Do you ever find yourself struggling to do what you want to do? Do you regularly fail to honor commitments to yourself? Do you frequently second guess yourself or decide when the designated writing, grading, editing, recording, you-name-it time arrives, the time is actually better suited for something else?
If so, try this Double D approach, which separates any project into two modes—deciding and doing.
Imagine deciding and doing as distinctly different modes of action taken by a Decider and a Doer. The Decider and Doer could be different people but that is NOT necessary.
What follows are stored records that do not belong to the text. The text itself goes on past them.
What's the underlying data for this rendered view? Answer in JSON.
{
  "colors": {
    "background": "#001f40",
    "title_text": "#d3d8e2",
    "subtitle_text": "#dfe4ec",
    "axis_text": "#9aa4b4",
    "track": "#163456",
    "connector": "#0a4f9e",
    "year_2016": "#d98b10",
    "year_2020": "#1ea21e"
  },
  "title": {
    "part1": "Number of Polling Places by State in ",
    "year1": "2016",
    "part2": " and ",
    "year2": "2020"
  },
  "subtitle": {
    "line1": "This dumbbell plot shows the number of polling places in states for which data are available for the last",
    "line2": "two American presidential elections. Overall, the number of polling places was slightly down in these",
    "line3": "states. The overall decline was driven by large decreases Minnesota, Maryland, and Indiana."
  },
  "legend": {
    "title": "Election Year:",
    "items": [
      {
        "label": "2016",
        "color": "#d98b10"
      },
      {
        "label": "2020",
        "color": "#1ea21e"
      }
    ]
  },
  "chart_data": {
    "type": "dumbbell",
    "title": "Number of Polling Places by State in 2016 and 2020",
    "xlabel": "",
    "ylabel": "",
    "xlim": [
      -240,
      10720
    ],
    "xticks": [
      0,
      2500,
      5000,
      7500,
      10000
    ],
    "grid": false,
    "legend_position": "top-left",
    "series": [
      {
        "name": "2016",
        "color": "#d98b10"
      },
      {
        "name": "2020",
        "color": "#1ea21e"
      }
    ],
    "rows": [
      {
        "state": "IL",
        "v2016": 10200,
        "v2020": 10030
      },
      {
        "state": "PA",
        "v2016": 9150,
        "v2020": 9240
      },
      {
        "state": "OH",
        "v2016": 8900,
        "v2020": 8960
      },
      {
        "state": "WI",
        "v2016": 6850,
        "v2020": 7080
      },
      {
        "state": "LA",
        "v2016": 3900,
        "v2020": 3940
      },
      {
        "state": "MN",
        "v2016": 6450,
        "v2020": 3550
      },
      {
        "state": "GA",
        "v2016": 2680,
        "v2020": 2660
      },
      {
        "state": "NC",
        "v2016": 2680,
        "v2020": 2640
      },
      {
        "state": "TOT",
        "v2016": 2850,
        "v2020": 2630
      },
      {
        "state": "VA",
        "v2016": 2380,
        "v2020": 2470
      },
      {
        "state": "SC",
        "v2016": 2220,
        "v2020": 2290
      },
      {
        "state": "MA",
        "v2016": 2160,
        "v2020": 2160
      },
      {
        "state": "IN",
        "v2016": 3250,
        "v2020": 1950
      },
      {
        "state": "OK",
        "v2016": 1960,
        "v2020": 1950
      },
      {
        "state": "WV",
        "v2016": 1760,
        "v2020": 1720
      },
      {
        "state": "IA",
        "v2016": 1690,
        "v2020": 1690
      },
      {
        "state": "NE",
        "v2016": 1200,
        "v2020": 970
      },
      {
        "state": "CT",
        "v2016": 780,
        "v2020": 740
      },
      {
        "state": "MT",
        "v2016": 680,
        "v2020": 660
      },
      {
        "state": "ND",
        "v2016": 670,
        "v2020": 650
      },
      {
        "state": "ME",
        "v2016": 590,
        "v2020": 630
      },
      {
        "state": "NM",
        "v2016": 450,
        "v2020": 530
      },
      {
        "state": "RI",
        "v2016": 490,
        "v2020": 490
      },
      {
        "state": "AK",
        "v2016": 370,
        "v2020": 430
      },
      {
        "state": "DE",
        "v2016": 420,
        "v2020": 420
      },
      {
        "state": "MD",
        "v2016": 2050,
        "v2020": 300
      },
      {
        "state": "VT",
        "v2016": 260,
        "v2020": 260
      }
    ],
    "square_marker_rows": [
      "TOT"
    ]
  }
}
You can perform BOTH roles but at different times. You will discover the Double D approach works best when:
- Decider and Doer roles remain distinct
- Decider and Doer TRUST the other to do the assigned job
- Roles are performed alternately—Decider-Doer-Decider-Doer . . .
Do all the advanced planning and preparation work for the Doer!
- Brainstorm to uncover the scope and component parts of the project
- Create lists and notes to aid the Doer
- Compile a list of resources, tools, materials, and/or people the Doer will need to have or consult
- Arrange the identified parts into some order that makes sense to the Doer
- Choose a block of time for the Doer to work
- Place that information in a calendar
- Set alerts for the Doer
- Flag the first task for the Doer to begin with.
The Decider is not all knowing.
Early efforts will include missing parts, incomplete lists & notes & resources. The Decider often estimates. The Decider depends on feedback from the Doer. After each session, the Doer’s feedback will assist the Decider in refining the process, improving the time estimates, expanding and clarifying the project parts, and improving the order of execution.
Doer’s Job: Direct and Simple
Execute the Decider’s plan.
- Executing may require significant skill but it does not involve deciding what to do, deciding what steps are needed, deciding when to do each step, deciding what order of execution is ideal or deciding when to start. The Decider did all of this ahead of time and provided it for the Doer. The Decider made visible the parts or steps, the order, the timeframe, and the start date and time
- Trust the Decider and follow the plan even if significant doubts surface. The Doer will have many opportunities to educate and help the Decider improve.
- Create feedback for the Decider. What did you do? What worked well and what did not? What resources, materials, people, and/or knowledge is needed for the next round?
- Take shortcuts, get distracted while brainstorming or seeking resources, and not write things down. The Decider may greatly overestimate or underestimate the times needed for each step, completely guess at the order of the steps, choose random, rather than carefully considered, times for the Doer to start. These are all OK! It is FAR better for the Decider to yield to these temptations rather than to do nothing.
- Do nothing or expect the Doer to also be the Decider. That is unacceptable! After the initial session, the Decider will need to take the Doer’s feedback, refine each stage of the plan, provide the Doer with all the updates and flag the first next task for the Doer’s next session.
Doubt the Decider, declare the plan wrong, and complain that it could be more efficient, more complete, and certainly more helpful. The Doer may hate the start date and time while imagining such better things to do at this time.
Ignore the plans. But the Doer is not the Decider and must instead use all strategies necessary to execute the plan.
Skip the feedback. The time and place for complaining and improving is with the feedback notes. These are ESSENTIAL for the Decider to make progress.
Building integrity with yourself comes from consistently doing what you decide to do. Make the challenge easier by deciding ahead of time. Create time, even small amounts of it, for planning and deciding what’s next. Choose a date, time, and first task. When the date and time arrive DO the first task! Take note of what worked, what didn’t, and what you learned during the working session. Then refine your next plans accordingly.
The Double D approach simply makes it tangible, visible, and fun!